There were some follow-up competitions, but as far as I know none of the results have ever been published.
Kaggle time series competitions
Few Kaggle competitions have involved time series forecasting; mostly they are about cross-sectional prediction or classification. However, there have been some notable exceptions.
- George Athanasopoulos and I organized a Tourism forecasting competition in 2010. There was a follow-up part 2 later in the same year. The best methods were described in papers published by the IJF in 2011. Coincidentally, both the winners were from my own home city, Melbourne! One of them (Jeremy Howard) went on to become President and Chief Scientist at Kaggle for a few years, and is now running fast.ai. Another (Phil Brierley) is better known for winning the Kaggle heritage health prize and for running my local Data Science Meetup.
- Recently, Oren Anava and Vitaly Kuznetsov organized a Web traffic competition. Here the task was to forecast future web traffic for approximately 145,000 Wikipedia articles. A paper describing the best methods is currently in progress.
One of the great benefits of the Kaggle platform (and others like it) is that it provides a leaderboard and allows multiple submissions. This has been found to lead to much better results as teams compete against each other over the duration of the competition. George Athanasopoulos and I discussed this important feature in a 2011 IJF paper.
Makridakis is now at it again with the M4 competition. This time there are 100,000 time series, and many more participants. New features of this competition are:
- Weekly, daily and hourly data are included, along with annual, quarterly and monthly data.
- Participants are invited to submit prediction intervals as well as point forecasts.
- There is a strong emphasis on reproducibility (a problem with earlier competitions), and competitors will be required to post their code on Github.
The M4 competition is certainly not the end of time series competitions! There are many features of time series forecasting that have not been studied under competition conditions.
No previous time series competition has explored forecast distribution accuracy (as distinct from point forecast accuracy). The M4 competition is the first to make a start in this diretion with prediction interval accuracy being measured, but it is much richer to measure the whole forecast distribution. This was done, for example, in the GEFCom2014 and GEFCom2017 competitions for energy demand forecasting.
No competition has involved large-scale multivariate time series forecasting.
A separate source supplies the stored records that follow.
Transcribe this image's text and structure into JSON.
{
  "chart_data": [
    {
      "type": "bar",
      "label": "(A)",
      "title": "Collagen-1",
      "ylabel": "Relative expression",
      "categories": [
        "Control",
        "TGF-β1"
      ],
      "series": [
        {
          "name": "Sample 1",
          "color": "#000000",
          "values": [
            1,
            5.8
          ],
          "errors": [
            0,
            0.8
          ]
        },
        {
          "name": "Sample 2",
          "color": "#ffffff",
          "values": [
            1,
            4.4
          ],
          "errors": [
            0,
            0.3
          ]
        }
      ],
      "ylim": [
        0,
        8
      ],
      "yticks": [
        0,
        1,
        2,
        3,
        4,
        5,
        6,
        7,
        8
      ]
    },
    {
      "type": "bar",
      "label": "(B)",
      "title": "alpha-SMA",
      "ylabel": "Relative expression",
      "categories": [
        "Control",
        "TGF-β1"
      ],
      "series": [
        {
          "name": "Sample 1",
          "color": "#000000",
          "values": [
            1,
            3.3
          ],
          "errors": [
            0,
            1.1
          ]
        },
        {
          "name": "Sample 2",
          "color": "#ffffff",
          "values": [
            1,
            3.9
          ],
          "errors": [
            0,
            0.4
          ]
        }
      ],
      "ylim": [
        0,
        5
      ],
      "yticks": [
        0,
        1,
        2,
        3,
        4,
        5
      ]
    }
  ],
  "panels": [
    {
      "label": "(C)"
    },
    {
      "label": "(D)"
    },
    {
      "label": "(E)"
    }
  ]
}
While many of the time series in the competitions are probably related to each other, this information has not been provided. Again, the GEFCom competitions have been ground-breaking in this respect also, by requiring true multivariate forecasts to be provided for the energy demand in different regions of the US.
I know of no large-scale forecasting competition for finance data (e.g., stock prices or returns), yet this would seem to be of great interest judging by the number of submissions to the IJF I receive every week.
The data from many of these competitions are available as R packages.
A useful discussion of forecasting competitions and their history is provided by Fildes, R., & Ord, K. (2002). Forecasting competitions: their role in improving forecasting practice and research. In M. Clements & D. Hendry (Eds.), A companion to economic forecasting (pp. 322–353). Oxford, Blackwell.